The biggest thing I'm always trying to overcome is half-assed musicians and half-assed recording spaces. As far as gear, the single 58 knockoff mic that Fostex included in my first 4 track cassette recorder was all I had for a long time and it taught me to milk it for placement etc.

War
Old 26th December 2007
  #11
11413
Guest
probably the biggest one is my spirit of philanthropy (lycanthropy?) which causes me to take stuff off cassette 4-tracks & ****ty digital workstations and try to make it sound like music.

struggle with that one for awhile........ yeee

i did find a few things that worked tho.. surprisingly
Old 26th December 2007
  #12
Lives for gear
 

crappy gear that made me a better engineer: Ground Control, One on One, Sound City, Scream, The Village Recorder, OceanWay/Record One, Conway.... lots and lots of crappy gear
heh
Old 27th December 2007
  #13
Lives for gear
 
DeathMonkey's Avatar
 

I am in the middle of the opposite. All of a sudden I have good gear, and no more excuses for sounding like a hack. People use my exact setup to record major label stuff all damn day, so if my stuff sounds less than stellar, I have no one to blame but myself.

Honestly, a lot of the tricks I used over the last few decades on cheap crap no longer apply.

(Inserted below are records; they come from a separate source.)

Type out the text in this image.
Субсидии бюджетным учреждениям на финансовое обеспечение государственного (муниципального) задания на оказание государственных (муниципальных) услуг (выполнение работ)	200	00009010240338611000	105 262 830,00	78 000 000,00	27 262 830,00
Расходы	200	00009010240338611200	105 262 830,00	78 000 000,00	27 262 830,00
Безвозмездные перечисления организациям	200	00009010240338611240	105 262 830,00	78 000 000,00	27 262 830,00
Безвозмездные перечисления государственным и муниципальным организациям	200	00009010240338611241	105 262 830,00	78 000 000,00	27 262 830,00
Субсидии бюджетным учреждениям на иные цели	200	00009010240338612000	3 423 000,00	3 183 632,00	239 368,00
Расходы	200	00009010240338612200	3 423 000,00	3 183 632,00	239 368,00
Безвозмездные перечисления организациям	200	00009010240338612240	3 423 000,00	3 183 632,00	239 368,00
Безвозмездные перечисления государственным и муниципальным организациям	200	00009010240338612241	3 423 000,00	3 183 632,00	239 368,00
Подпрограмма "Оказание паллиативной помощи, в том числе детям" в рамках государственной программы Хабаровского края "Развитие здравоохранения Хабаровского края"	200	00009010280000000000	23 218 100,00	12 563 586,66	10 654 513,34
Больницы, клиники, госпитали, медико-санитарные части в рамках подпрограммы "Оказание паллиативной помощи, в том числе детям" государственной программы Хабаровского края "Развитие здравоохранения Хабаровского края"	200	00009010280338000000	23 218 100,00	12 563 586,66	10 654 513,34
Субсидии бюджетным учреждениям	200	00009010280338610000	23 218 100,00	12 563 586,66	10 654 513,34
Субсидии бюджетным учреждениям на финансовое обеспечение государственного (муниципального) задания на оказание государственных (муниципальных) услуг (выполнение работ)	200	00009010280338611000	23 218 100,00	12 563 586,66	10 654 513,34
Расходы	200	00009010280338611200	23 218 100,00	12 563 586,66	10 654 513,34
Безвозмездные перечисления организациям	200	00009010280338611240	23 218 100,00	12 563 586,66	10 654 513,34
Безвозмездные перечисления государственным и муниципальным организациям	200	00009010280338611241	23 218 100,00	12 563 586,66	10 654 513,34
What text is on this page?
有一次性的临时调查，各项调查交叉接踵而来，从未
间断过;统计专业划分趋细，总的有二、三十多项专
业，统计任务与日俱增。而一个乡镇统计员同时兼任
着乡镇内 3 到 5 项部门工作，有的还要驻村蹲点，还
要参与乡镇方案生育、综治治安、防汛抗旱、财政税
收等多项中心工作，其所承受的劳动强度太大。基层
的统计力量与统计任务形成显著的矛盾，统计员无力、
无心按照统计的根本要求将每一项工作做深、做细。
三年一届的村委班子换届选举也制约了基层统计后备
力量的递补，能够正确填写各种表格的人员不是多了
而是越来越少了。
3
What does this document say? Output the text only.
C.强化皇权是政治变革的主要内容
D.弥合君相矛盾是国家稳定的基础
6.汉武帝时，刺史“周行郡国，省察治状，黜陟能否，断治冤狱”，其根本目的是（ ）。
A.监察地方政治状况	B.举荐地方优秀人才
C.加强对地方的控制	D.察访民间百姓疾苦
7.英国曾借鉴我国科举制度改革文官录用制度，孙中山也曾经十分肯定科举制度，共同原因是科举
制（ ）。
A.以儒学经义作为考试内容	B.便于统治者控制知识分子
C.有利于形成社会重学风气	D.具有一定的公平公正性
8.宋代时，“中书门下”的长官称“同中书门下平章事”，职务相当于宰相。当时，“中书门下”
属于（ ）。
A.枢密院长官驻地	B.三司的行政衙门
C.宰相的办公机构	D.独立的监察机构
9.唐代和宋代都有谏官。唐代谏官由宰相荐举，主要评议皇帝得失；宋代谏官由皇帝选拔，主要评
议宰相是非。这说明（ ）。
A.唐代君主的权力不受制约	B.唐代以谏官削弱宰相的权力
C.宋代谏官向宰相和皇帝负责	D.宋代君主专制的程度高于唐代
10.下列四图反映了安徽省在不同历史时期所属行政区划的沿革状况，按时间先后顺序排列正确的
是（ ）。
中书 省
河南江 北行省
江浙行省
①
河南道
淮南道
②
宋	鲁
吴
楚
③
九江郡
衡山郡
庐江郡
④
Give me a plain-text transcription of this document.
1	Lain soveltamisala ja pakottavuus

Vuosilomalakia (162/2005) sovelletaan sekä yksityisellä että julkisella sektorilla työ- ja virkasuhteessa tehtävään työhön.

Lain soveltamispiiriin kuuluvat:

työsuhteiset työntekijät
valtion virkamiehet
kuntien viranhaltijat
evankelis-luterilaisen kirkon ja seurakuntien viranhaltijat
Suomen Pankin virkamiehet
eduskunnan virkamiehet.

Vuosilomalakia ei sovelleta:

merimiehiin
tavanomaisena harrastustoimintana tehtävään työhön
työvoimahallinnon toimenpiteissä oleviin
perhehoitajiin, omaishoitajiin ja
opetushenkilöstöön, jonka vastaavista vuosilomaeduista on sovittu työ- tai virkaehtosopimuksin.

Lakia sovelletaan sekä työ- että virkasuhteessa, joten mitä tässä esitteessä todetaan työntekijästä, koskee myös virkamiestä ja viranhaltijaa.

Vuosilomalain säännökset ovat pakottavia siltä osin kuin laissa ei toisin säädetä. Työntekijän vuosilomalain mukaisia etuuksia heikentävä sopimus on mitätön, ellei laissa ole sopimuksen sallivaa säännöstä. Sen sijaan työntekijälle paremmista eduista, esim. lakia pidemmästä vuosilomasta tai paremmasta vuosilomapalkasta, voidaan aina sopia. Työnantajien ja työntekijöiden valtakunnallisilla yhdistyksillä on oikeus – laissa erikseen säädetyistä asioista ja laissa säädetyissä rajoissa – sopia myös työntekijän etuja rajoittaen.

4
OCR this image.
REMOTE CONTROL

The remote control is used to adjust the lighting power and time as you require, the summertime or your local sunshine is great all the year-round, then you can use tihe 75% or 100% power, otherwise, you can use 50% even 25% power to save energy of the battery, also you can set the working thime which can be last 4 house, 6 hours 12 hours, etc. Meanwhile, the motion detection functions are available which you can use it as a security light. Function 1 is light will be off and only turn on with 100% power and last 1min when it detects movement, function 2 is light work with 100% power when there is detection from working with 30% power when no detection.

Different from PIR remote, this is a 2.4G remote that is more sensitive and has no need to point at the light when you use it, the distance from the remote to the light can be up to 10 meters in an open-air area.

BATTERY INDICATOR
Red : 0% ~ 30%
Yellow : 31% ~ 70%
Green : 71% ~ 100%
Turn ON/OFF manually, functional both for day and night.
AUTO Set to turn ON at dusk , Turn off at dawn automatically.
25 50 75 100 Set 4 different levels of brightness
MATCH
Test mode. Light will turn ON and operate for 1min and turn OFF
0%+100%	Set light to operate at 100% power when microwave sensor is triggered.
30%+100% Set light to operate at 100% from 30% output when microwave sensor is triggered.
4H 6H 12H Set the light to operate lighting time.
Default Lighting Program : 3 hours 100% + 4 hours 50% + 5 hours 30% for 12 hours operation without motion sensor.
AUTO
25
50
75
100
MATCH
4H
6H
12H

Mic placement that compensates for my old interface's lack of low end and shrill highs now yields woofy, indistinct garbage. Tricks that worked on forgiving consumer gear just exacerbate my problems on my pro stuff.

I've had my current rig for a year now, and I've had to throw most of what I know out the window and start again. I'm sure I'll say the same thing in a year.

But having limited gear - 4 good pres, only a few good mics - that certainly forces me to learn my stuff. I know what is possible. I have limited choices, but the quality is still there.
Old 27th December 2007
  #14
Lives for gear
 
BudgetMC's Avatar
If my stuff is still pretty crappy does that mean I'm getting better faster than other people? Woohoo!